Sterling slipped to a two-week low on Thursday after the governor of the Bank of England said the central bank could not be expected to nullify the likely damage to the economy from Brexit.
The pound has been under pressure against the dollar since Tuesday, when U.S. Federal Reserve Chair Janet Yellen said the central bank should continue gradual rate hikes and that it would be “imprudent” to wait until consumer price growth had reached the bank’s target of 2 percent.
It extended this week’s losses on Thursday, dipping to as low as $1.3344, its weakest since Sept. 14, as BoE Governor Mark Carney said Britain’s economic prosperity would hinge on the final arrangements for its exit from the European Union, as well as the government’s fiscal policies.
Sterling reached a 10-week high against the euro on Wednesday, but it eased back against the single currency as Carney gave his speech, trading down 0.3 percent on the day at 88.01 pence per euro.
Strong UK retail sales numbers on Wednesday bolstered expectations of a BoE rate hike in November – a view that lifted the pound above $1.3650 to its highest since the Brexit vote earlier this month.
“We stay of the view that the BoE is on track with tightening monetary policy as part of the November meeting,” wrote Credit Agricole strategists in a note to clients. “This in turn suggests that there is room of rising central bank rate expectations to the benefit of the pound.”
Speaking after Carney at the event to celebrate 20 years of the central bank’s independence from government, Prime Minister Theresa said the government may need to mitigate the effects on savers of current record-low interest rates.
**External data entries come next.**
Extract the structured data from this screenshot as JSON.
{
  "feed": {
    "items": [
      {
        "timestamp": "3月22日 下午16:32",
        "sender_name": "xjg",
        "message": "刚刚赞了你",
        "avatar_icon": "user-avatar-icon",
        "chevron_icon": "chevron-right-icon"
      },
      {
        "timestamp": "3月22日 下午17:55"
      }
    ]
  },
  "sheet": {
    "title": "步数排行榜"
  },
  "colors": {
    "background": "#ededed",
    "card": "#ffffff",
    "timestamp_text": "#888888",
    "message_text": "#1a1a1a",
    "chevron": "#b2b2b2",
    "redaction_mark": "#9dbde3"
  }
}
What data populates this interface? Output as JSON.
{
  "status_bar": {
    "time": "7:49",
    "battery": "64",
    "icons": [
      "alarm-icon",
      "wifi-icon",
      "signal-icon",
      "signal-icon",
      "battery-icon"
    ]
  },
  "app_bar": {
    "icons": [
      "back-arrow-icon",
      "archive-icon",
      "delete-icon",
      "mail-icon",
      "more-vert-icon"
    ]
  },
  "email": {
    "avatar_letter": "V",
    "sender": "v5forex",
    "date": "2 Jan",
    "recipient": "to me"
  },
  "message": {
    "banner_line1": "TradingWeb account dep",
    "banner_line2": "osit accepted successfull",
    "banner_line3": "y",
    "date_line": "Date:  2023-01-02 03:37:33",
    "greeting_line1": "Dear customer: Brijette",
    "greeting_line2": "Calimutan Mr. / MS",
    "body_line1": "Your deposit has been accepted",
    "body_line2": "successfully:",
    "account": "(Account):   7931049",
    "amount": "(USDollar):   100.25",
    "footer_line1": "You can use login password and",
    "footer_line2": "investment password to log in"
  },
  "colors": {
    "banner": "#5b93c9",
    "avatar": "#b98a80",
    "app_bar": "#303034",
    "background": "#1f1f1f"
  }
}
The pound has lost more than 1 percent against the dollar since Yellen’s speech, with the dollar lifted not only by interest rate expectation but also by the revival of the “Trumpflation trade,” after U.S. President Donald Trump this week proposed the biggest U.S. tax overhaul in three decades .
But not all analysts buy into the stronger-dollar narrative.
“Odds of a Trump tax bill landing on the President’s desk in the next six to 12 months still remain relatively low,” said ING currency strategist Viraj Patel.
“We still prefer to view the dollar as being in correction mode – rather than the start of a fundamentally-driven move higher,” he said. “Buying sterling against the dollar on dips looks attractive.”